Лена кивает - нравятся.
- И теперь, - говорю я, - смотри что получается. Получается, что...
- Что?
- Вот и весь тебе ключ, - говорю я. - Теперь-то уяснила?
- Теперь-то!..
Теперь мы улыбаемся.
- Так вот всё дело вот именно в таком порядке буковок: «эс», «те», «а», «эн», «о»... Это ясно?
- Как день! - говорит Лена.
- Но здесь ещё вот какая изюминка.
- Клубничка! - говорит Лена.
- Нет, - говорю я, - изюминка, цимус!
Лена слушает.
- Рифма! Гомер! Накаты волн...
- Понимаю, - говорит Лена.
- Так вот, если все это... и набор буковок, и рифма, и смысл, и интонации, и Тинин голос и... накаты волн... Если всё это совместить, сгустить, сжать, сопрячь...

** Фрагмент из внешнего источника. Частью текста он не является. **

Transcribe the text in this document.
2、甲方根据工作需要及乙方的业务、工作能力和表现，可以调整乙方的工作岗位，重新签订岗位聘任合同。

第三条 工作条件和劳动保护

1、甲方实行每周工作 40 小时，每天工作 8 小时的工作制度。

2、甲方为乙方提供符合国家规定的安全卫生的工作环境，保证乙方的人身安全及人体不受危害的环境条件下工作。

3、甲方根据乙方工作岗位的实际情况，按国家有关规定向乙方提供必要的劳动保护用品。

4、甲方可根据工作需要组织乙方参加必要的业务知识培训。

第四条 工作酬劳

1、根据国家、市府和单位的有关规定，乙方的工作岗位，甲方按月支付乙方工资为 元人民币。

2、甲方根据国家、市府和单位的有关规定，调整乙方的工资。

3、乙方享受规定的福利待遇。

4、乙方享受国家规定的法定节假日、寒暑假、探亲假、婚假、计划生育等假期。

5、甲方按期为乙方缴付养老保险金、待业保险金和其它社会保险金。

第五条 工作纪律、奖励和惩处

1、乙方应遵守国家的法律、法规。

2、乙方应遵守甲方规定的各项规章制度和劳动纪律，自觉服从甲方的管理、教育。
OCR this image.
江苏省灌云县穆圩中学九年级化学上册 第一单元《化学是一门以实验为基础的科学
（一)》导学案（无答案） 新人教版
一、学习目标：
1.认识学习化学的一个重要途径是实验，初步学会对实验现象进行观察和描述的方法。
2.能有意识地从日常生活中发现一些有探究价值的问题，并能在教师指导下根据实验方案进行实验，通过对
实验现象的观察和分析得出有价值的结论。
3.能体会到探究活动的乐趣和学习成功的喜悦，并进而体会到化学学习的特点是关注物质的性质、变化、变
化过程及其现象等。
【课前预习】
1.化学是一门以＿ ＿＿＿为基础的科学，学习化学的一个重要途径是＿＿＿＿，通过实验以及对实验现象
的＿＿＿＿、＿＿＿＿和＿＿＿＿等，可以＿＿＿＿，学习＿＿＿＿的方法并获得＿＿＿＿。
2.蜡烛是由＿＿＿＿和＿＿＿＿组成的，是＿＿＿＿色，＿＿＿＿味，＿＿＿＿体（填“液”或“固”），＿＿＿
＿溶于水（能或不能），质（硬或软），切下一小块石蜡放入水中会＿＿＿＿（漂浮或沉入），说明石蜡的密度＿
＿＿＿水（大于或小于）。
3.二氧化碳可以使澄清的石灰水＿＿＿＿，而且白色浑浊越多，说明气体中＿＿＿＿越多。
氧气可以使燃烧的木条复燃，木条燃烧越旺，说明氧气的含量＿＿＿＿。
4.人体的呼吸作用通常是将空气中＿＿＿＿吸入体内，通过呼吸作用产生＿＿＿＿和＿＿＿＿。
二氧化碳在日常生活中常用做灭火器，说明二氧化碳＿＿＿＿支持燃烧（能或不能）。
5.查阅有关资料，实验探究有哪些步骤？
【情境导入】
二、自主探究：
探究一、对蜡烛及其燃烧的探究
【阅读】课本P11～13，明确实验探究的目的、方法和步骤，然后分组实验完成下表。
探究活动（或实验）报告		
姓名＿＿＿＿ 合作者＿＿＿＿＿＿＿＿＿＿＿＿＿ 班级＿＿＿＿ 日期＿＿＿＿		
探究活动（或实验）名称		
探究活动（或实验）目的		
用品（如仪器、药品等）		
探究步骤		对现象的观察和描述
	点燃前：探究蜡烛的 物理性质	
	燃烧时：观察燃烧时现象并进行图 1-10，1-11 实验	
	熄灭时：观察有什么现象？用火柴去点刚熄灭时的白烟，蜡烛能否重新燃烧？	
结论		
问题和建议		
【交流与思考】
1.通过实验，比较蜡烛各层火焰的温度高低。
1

Вот ведь где Тинина sal atticum! (Аттическая соль, - лат.). Правда она никакая не аттическая, без всяких тонкостей и изысканностей... Соль как соль... Но - соль! Как «Вы - соль земли». Да-да, именно так: Вы, Тина - соль земли!
Лена кивает - да-да! Затем спрашивает:
- Тинин?
- Что «Тинин»? - спрашиваю я.
- Голос, - говорит Лена.
- Только! - говорю я. - Только Тинин! В том то и дело, что ничей другой, кроме Тининого. Только Тинкин! Ты слышала, как она поёт?
Лена мотает головой из стороны в сторону: э-а...
- Вот этот-то сгусток энергии, - говорю я, - и выстраивает в наших хромосомах такую последовательность этих самых нуклеотидов - составных частей ДНК - так их упорядочивает и структурирует, что эта биомасса, неудачно прозванная кем-то homo sapien,сом, и оЧеловечивает его, делает из ничтожного хомика Величественным Homo! Это как заклинаниями и песнопениями поднять многотонную глыбу на вершину пирамиды!
- Да, - говорит Лена.
- Да, - говорю я.
- Хуже атомной бомбы, - говорит она и поправляет себя, - крепче, сильней!
- Вооооооот...
- Понимаю, - говорит Лена.
- Это - как генные мутации, только наоборот. Не к упадку, уродствам и разложению, а к расцвету, совершенству и величию. Такова сила слова!
Я не только разъясняю Лене принцип действия Тининого оружия, я и сам уясняю - вот где силища сил!
- Это не какие-то там HARPы с их смерчами и цунамими...
- Цунамами, - говорит Лена. - Цунами.
Тепрь мы смеёмся, хохочем что есть силы и слёз!
- Да-да, ты это уже говорил: HARPы - просто детский лепет.
Мы просто ухохатываемся..
Я понимаю: это смех признания понимания Тининых рифм. И слов, и букв и буковок... И особенно - промежутков между буквами, паузами, которые тоже наполнены Тиной. Тининого оружия!.. «Глаголом жечь сердца людей»!.. Что может быть очистительнее этого Тининого огня?!
Ничего!..
А ведь вода и огонь - это очистительное оружие богов. И богинь!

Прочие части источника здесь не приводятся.